Lee Miller, Leipzig belediye Başkanı'nın kızı, 1945
(LKepzig Belediye Başkanı, savaşın
kaybedildiğini anlayınca ailesiyle intihar etmiş.)

Nazif Topçuoğlu, 1999 yılı, 71. Sayı, yazıdan özet.
Ölü çocuk fotoğrafları

1850’li yıllarda Londra nüfusunun yarısından fazlası yiyecek ekmeği bulamıyordu. Bu, endüstri devriminin ve fotoğrafçılığın bir arada geliştiği tarih. İnsanlar çalışmak için çaresizlik içinde büyük şehirlerde toplanıyor, aileler parçalanıyordu. Yoksulluktan doğan beslenme bozukluklarından, çalışma koşullarının zorluğundan alt sınıflardaki kadınların sağlıkları da kötüleşmekteydi. İstatistiklere göre, 19. yüzyıl başında kadınların boyları kısalıp kiloları azalmış; doğal olarak sağlıklı doğum da yapamaz olmuşlar. Çocuk ölümlerinin artması ile birlikte ölü çocuk fotoğrafçılığında da artış oluyormuş. Çünkü aileler geleneksel biçimde acının paylaşılmasına ortak oluyorlar ve torunun fotoğrafını köye büyükbabaya gönderiyorlarmış.
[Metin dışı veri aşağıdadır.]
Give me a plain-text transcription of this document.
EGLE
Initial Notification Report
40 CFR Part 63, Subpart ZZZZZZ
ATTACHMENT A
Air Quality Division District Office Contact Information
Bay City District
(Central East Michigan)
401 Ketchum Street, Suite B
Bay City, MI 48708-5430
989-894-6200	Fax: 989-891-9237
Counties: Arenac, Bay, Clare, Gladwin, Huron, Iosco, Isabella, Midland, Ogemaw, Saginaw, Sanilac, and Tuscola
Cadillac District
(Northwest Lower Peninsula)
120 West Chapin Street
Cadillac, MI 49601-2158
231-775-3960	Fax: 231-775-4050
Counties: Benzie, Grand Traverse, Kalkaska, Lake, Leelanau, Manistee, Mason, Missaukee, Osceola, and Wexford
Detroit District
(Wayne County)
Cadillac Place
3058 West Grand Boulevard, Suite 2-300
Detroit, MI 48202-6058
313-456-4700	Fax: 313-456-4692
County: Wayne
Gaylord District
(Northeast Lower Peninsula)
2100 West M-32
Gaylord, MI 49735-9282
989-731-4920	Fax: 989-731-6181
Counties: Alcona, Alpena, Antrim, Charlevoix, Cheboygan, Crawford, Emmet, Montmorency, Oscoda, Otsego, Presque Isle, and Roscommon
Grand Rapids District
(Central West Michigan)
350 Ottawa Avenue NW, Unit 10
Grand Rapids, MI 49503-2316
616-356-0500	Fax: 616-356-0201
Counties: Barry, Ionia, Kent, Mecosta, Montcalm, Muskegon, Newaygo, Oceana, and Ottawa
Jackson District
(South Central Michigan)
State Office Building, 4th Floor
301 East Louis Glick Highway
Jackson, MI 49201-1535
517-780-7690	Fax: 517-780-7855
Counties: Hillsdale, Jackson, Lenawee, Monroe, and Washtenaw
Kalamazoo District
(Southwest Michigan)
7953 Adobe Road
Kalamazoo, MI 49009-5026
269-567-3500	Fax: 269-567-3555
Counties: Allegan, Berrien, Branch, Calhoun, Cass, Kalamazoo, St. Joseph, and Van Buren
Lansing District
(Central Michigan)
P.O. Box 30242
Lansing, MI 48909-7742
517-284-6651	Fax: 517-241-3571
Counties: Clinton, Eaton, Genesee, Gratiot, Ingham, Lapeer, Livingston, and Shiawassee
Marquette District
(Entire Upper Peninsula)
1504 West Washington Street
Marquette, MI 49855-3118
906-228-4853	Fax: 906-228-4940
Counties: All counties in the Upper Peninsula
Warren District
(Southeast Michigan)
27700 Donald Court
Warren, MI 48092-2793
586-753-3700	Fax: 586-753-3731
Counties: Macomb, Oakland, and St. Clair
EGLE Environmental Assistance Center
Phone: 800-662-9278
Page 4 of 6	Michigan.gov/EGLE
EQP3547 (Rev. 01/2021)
Aslında fotoğrafçılıktan önce de 18. yüzyıl başlarından itibaren ölenlerin resimlerini yaptırmak giderek yaygınlaşan bir adetmiş. Fotoğrafçılık yaygınlaşıp, portrecilik başta olmak üzere birçok alanda resmin yerini alırken ölü ressamlığı bir süre daha ayrıcalıklı yerini korumuş. Bunun nedeni, ölüye bakarak, onun hayattaymış gibi resminin yapılabilmesi ama fotoğrafçılığın bunu pek de becerememesi imiş. Fotoğrafçılar da ya ölü fotoğrafları dikine paspartulayarak ya da ölü çocukları dikine oturtup fotoğraflayarak, kimi fotoğrafta da gözkapaklarının üzerine rötuşla göz çizerek ölü fotoğrafçılığının bu yetersizliğini aşmaya çalışmışlar.
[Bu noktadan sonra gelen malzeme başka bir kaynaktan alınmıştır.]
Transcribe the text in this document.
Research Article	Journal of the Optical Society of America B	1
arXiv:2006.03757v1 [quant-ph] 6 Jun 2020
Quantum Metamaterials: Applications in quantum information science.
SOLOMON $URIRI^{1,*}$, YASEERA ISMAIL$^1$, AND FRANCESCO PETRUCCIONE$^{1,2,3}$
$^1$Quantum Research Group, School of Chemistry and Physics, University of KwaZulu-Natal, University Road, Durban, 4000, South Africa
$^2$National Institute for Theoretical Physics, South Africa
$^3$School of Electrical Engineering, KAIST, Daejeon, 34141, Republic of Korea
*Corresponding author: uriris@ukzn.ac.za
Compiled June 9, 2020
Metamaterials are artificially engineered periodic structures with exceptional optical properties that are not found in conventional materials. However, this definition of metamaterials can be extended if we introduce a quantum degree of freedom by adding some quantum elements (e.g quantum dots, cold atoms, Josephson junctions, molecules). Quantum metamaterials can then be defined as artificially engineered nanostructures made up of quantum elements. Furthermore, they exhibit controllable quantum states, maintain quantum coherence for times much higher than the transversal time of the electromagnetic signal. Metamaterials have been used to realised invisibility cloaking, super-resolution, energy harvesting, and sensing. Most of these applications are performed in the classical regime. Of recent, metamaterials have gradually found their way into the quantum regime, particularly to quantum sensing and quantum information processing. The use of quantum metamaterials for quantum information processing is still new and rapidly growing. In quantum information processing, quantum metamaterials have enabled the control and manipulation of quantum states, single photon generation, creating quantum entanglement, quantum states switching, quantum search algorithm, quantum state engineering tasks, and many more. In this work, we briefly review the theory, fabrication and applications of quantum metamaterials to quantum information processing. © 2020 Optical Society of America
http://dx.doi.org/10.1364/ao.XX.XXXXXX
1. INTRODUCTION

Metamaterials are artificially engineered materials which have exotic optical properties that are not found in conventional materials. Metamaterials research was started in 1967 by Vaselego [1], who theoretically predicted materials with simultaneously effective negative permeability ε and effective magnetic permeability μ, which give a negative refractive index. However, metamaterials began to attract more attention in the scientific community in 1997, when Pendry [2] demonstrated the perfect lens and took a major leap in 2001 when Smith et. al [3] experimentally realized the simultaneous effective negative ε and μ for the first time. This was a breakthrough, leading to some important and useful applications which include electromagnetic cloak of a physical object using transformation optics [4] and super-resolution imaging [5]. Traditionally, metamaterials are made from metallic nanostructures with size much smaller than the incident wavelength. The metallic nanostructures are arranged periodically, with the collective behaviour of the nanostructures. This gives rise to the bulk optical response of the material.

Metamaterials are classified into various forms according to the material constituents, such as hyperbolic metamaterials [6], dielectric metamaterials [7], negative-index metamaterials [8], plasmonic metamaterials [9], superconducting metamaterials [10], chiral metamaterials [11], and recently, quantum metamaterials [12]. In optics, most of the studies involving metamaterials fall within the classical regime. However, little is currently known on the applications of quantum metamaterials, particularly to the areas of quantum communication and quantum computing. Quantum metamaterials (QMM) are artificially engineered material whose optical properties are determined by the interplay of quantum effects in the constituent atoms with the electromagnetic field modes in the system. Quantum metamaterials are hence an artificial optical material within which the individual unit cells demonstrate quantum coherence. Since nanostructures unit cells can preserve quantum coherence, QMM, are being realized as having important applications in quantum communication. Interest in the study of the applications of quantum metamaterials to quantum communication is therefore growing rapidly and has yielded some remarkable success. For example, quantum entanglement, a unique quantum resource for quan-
Ölülerin fotoğraflarının kolayca çekilebildiği yerlerden birisi de savaş meydanları. Kırım savaşı, Amerikan İç Savaşı’nda fotoğrafçılar da askerlerle birlikte savaşa gitmiş ve askerlerin ailelerine gönderecekleri portrelerini ve gazetelerdeki illüstrasyonların temelini oluşturacak ilk haber fotoğraflarını çekmişler. Ancak, kendi yurttaşlarının savaşta ölmüş, parçalanmış vücutlarını “gerçekte olduğu gibi” acımasızca yansıtan fotoğraflar sivil halkın morali üzerinde iyi etki yapmayınca, sadece düşman askerlerin ölü fotoğraflarının yayınlanmasına karar verilmiş.

1900’lerde özellikle I. Dünya Savaşı’ndan sonra ölü fotoğraflarına talep azalmış. Çünkü, gazeteler yaygınlaşmış ve gerçek hayatta ölümün fotoğrafını fazlasıyla yayınlamaya başlamışlar.Diğer nedeni de şu olmalı diyor Nazif Topçuoğlu:”Ölüm, günümüzde herkesin unutmaya çalıştığı bir gerçek. Üzerinde durulmuyor, konuşulmuyor, doğru dürüst yas bile tutulmuyor. ‘Kedi pisliğini örter gibi’, kapatıp geçiyoruz. Sanki ayıp bir şey, bir hata, eksiklik, yeteneksizlik neticesi.”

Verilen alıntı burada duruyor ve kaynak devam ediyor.